PHOEBE, a prototype scanning laser‐feedback microscope for imaging biological cells in aqueous media

SUMMARY Based on the principle of laser‐feedback interferometry (LFI), a laser‐feedback microscope (LFM) has been constructed capable of providing an axial (z) resolution of a target surface topography of ∼ 1 nm and a lateral ( x, y ) resolution of ∼ 200 nm when used with a high‐numerical‐aperture oil‐immersion microscope objective. LFI is a form of interferometry in which a laser's intensity is modulated by light re‐entering the illuminating laser. Interfering with the light circulating in the laser resonant cavity, this back‐reflected light gives information about an object's position and reflectivity. Using a 1‐mW He–Ne (λ = 632·8 nm) laser, this microscope (PHOEBE) is capable of obtaining 256 × 256‐pixel images over fields from (10 μm × 10 μm) to (120 μm × 120 μm) in ∼ 30 s. An electromechanical feedback circuit holds the optical pathlength between the laser output mirror and a point on the scanned object constant; this allows two types of images (surface topography and surface reflectivity) to be obtained simultaneously. For biological cells, imaging can be accomplished using back‐reflected light originating from small refractive‐index changes (> 0·02) at cell membrane/water interfaces; alternatively, the optical pathlength through the cell interior can be measured point‐by‐point by growing or placing a cell suspension on a higher‐reflecting substrate (glass or a silicon wafer).
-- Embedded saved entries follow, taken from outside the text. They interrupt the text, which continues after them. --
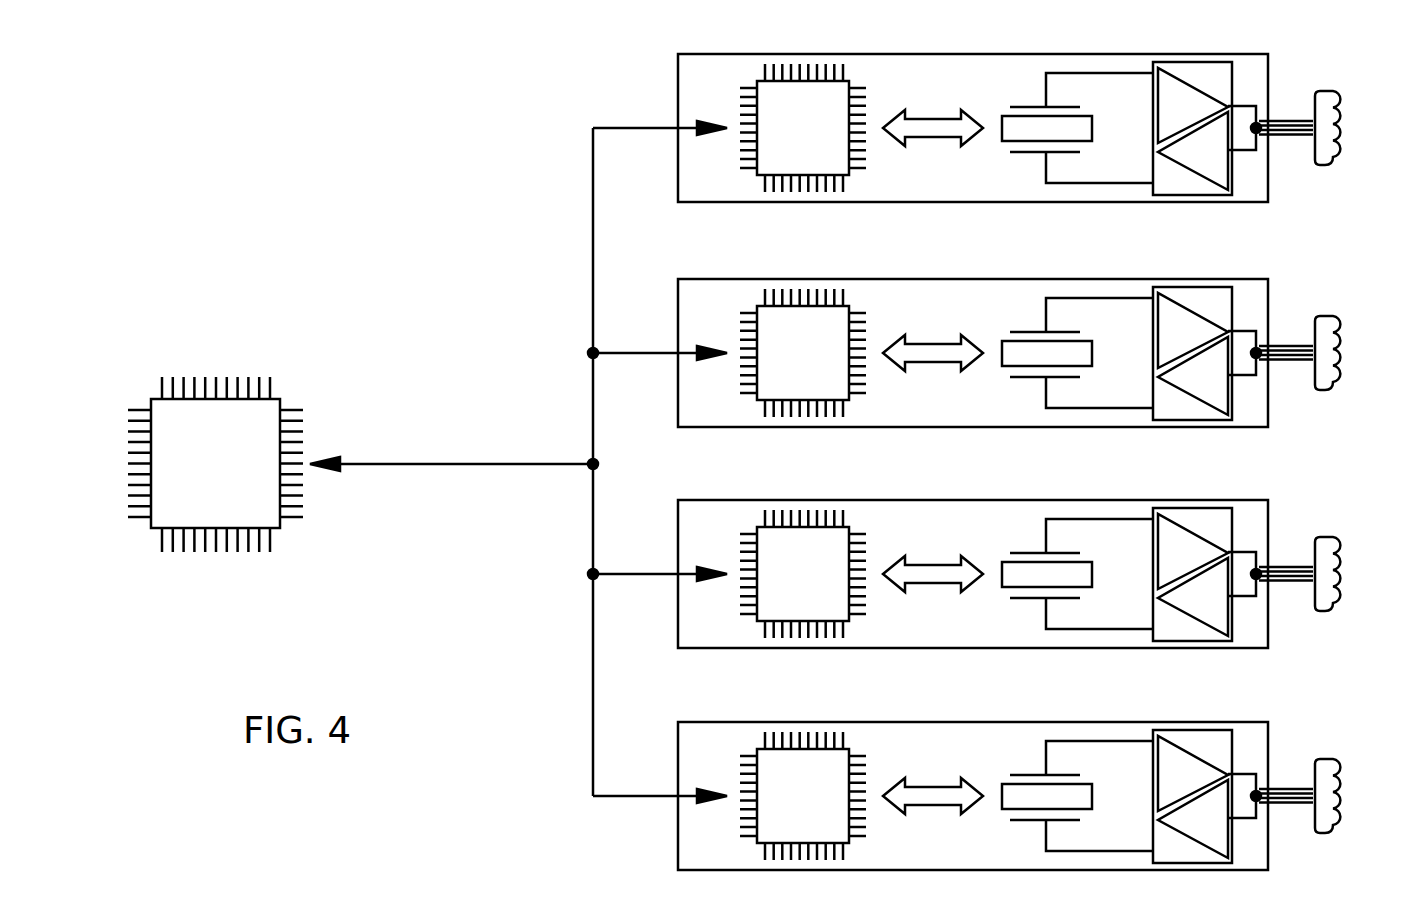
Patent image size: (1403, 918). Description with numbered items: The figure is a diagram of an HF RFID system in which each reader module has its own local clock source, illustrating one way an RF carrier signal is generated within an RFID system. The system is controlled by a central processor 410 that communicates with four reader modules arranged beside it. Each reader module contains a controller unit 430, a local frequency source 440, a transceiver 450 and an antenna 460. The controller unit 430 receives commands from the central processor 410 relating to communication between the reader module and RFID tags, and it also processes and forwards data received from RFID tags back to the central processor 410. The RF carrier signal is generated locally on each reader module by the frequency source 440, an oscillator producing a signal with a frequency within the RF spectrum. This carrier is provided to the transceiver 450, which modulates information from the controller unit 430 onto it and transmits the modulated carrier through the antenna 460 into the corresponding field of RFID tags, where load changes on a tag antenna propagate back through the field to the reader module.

The central processor 410 is at (180, 405).
The controller unit 430 is at (810, 90).
The local frequency source 440 is at (1053, 128).
The transceiver 450 is at (1172, 68).
The antenna 460 is at (1328, 90).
Advantages of the laser‐feedback microscope in comparison to other confocal optical microscopes include: the simplicity of the single‐axis interferometric design; the confocal property of the laser‐feedback microscope (a virtual pinhole), which is achieved by the requirement that only light that re‐enters the laser meeting the stringent frequency, spatial (TEM 00 ), and coherence requirements of the laser cavity resonator mode modulate the laser intensity; and the improved axial resolution, which is based on interferometric measurement of optical amplitude and phase rather than by use of a pinhole as in other types of confocal microscopes.